Aqui não se pretende avaliar autores e escolas antropológicas  mas apenas elencar levantamentos etnográficos que de maneira genérica permitam traçar um paralelo entre a relação do Pato Donald com seus sobrinhos que apesar de animais pertencentes a espécie Anas platyrhynchus se comportam como Homo sapiens.. Agora a questão que resta é saber se estas relações observadas em sociedades ditas primitivas ainda subsistem na contemporânea,. O próprio Lévi-Strauss levanta esta questão: "Ainda reconhecível há dois ou três séculos, essa estrutura se desagregou sob o efeito das mudanças demográficas, sociais, econômicas e políticas que acompanharam - às vezes como causas, às vezes como efeito - a Revolução Industrial".

De certa forma a resposta a esta indagação foi dada apelo autor que ao tomar conhecimento da declaração do conde Spencer, irmão da princesa Diana, que após sua morte em um acidente de carro em 1997 afirma que como tio teria o direito de proteger e acolher os filhos de sua irmã. A conclusão que  Lévi-Strauss  tira deste episódio é bastante pertinente ao nosso propósito quando afirma: "Entre as sociedades ditas complexas ou evoluídas e aquelas chamadas erroneamente de primitivas ou arcaicas, a distância é menor do que poderíamos imaginar".

Se avaliarmos - à luz destes estudos antropológicos - a solução encontrada pelos roteiristas para justificar a presença dos sobrinhos  junto ao Tio Donald, que como sabe qualquer leitor de gibi é na prática o responsável por acolher, educar e criar os trigêmeos, é não só a mais simples como também a melhor acerta socialmente. O leitor, por 85 anos, convive com esta relação de parentesco sem maiores conflitos ou contestação, achando-a perfeitamente normal, exatamente como faria um morador de uma comunidade primitiva.

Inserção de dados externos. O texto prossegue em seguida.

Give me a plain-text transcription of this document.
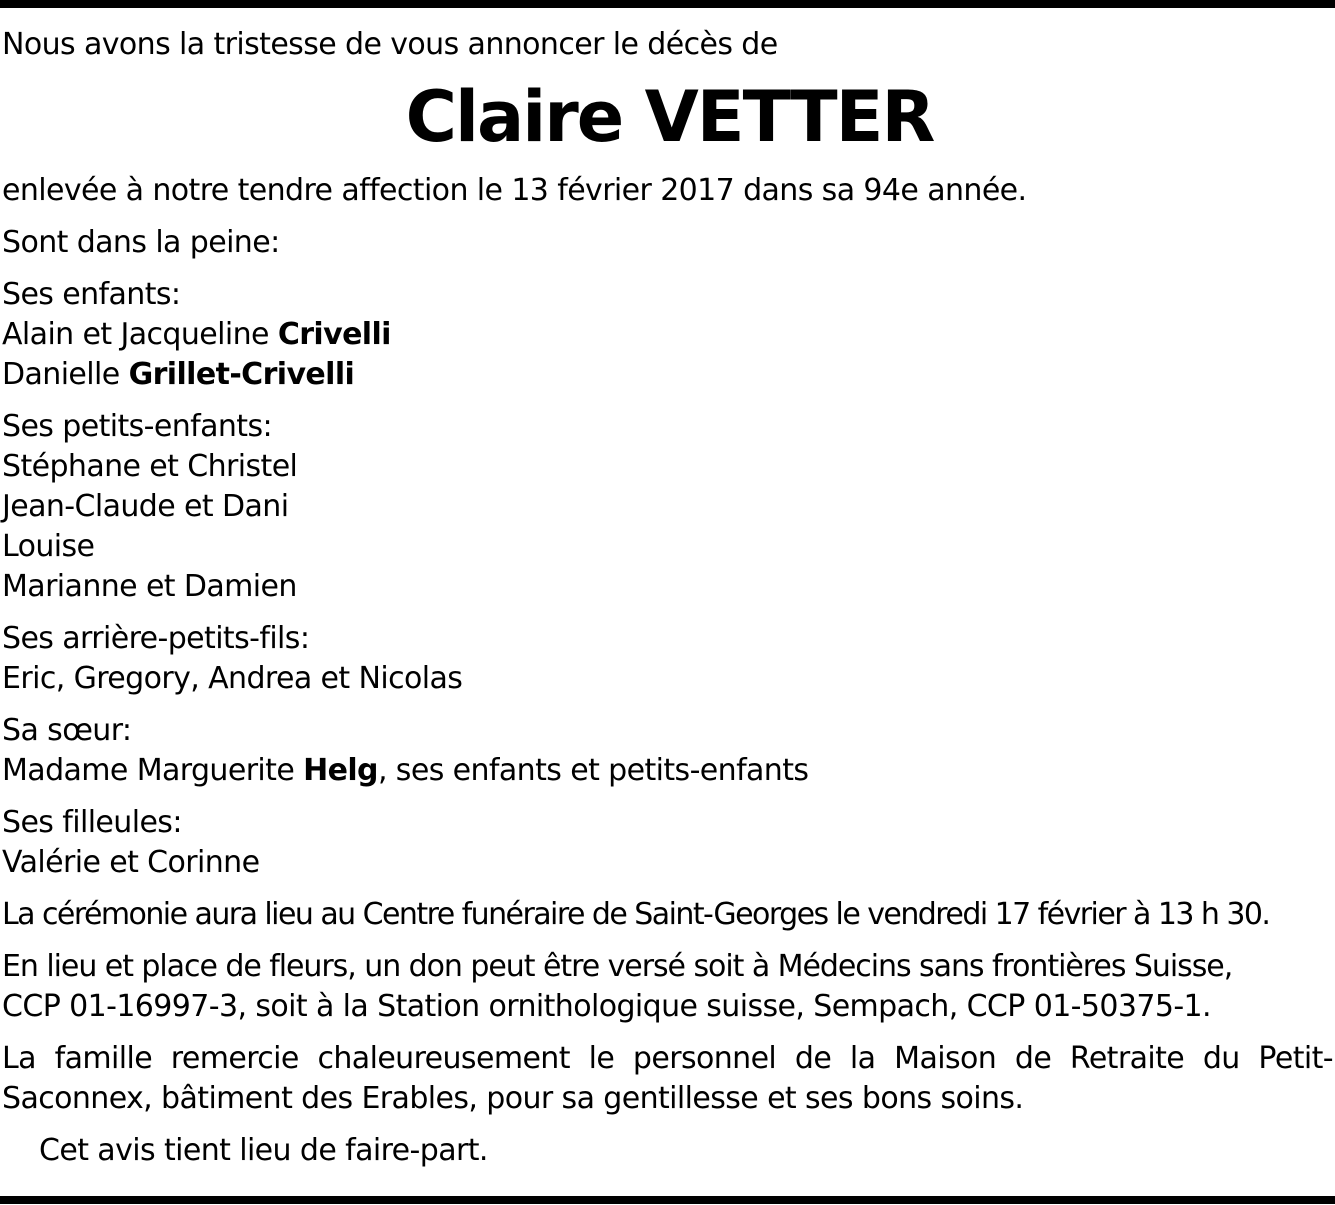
Nous avons la tristesse de vous annoncer le décès de
Claire VETTER
enlevée à notre tendre affection le 13 février 2017 dans sa 94e année.
Sont dans la peine:
Ses enfants:
Alain et Jacqueline Crivelli
Danielle Grillet-Crivelli
Ses petits-enfants:
Stéphane et Christel
Jean-Claude et Dani
Louise
Marianne et Damien
Ses arrière-petits-fils:
Eric, Gregory, Andrea et Nicolas
Sa sœur:
Madame Marguerite Helg, ses enfants et petits-enfants
Ses filleules:
Valérie et Corinne
La cérémonie aura lieu au Centre funéraire de Saint-Georges le vendredi 17 février à 13 h 30.
En lieu et place de fleurs, un don peut être versé soit à Médecins sans frontières Suisse,
CCP 01-16997-3, soit à la Station ornithologique suisse, Sempach, CCP 01-50375-1.
La famille remercie chaleureusement le personnel de la Maison de Retraite du Petit-Saconnex, bâtiment des Erables, pour sa gentillesse et ses bons soins.
Cet avis tient lieu de faire-part.
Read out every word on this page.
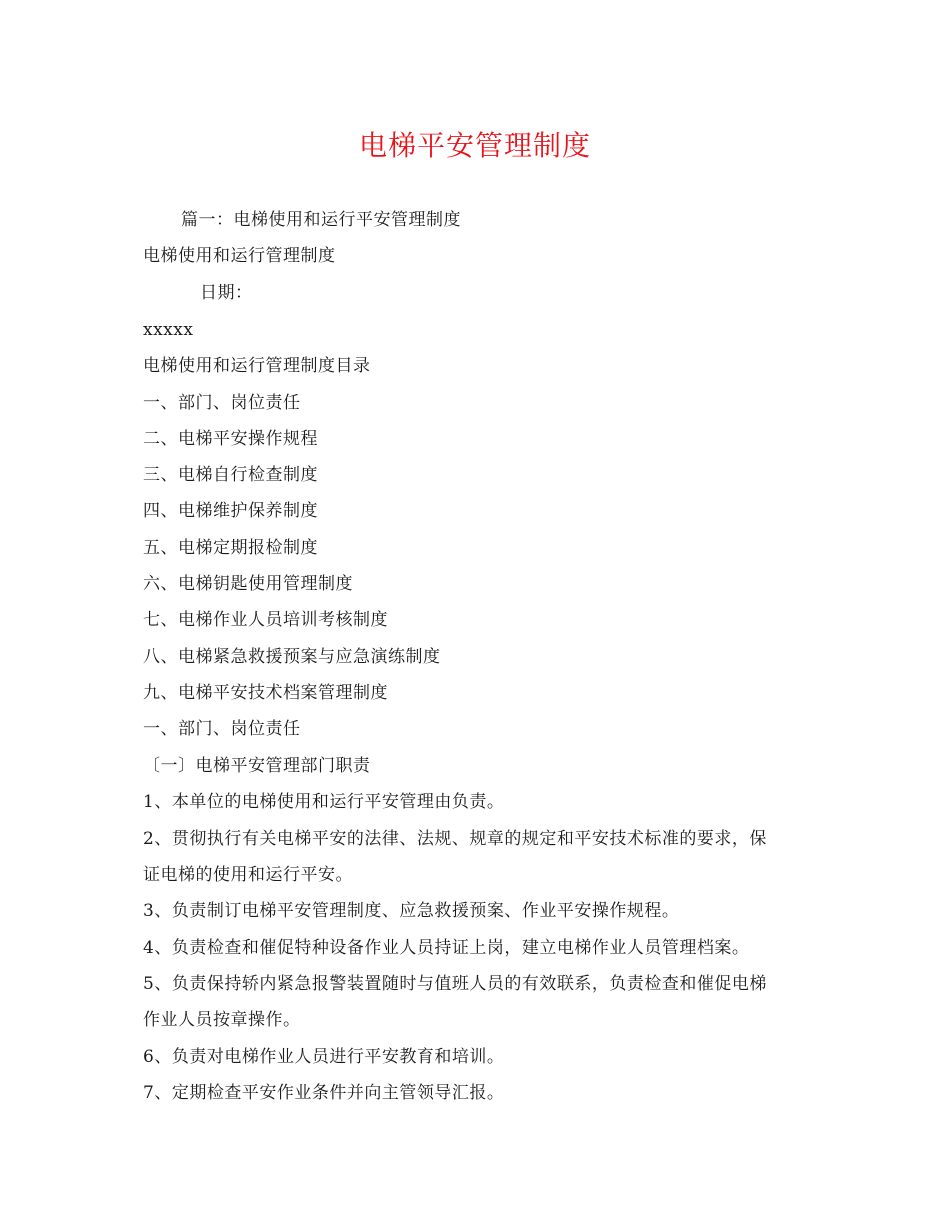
电梯平安管理制度
篇一：电梯使用和运行平安管理制度
电梯使用和运行管理制度
日期：
xxxxx
电梯使用和运行管理制度目录
一、部门、岗位责任
二、电梯平安操作规程
三、电梯自行检查制度
四、电梯维护保养制度
五、电梯定期报检制度
六、电梯钥匙使用管理制度
七、电梯作业人员培训考核制度
八、电梯紧急救援预案与应急演练制度
九、电梯平安技术档案管理制度
一、部门、岗位责任
〔一〕电梯平安管理部门职责
1、本单位的电梯使用和运行平安管理由负责。
2、贯彻执行有关电梯平安的法律、法规、规章的规定和平安技术标准的要求，保
证电梯的使用和运行平安。
3、负责制订电梯平安管理制度、应急救援预案、作业平安操作规程。
4、负责检查和催促特种设备作业人员持证上岗，建立电梯作业人员管理档案。
5、负责保持轿内紧急报警装置随时与值班人员的有效联系，负责检查和催促电梯
作业人员按章操作。
6、负责对电梯作业人员进行平安教育和培训。
7、定期检查平安作业条件并向主管领导汇报。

Neste caso,  parece que a arte imita a antropologia.

.............................

(*) As declarações de Lévi-Strauss neste texto foram reproduzidas do artigo A volta do tio materno, publicado em Somos todos canibais (ver obras consultadas)

Obras consultadas:

Bronislaw Malinowski. Crime e costume na sociedade selvagem. Editora UNB

Claude Lévi-Strauss. Somos todos canibais. Editora 34

Timothy Raison (organizador). os precursores das ciências sociais. Zahar Editores.

Edmund Leach. As ideias de Lévi-Strauss. Editora Cultrix.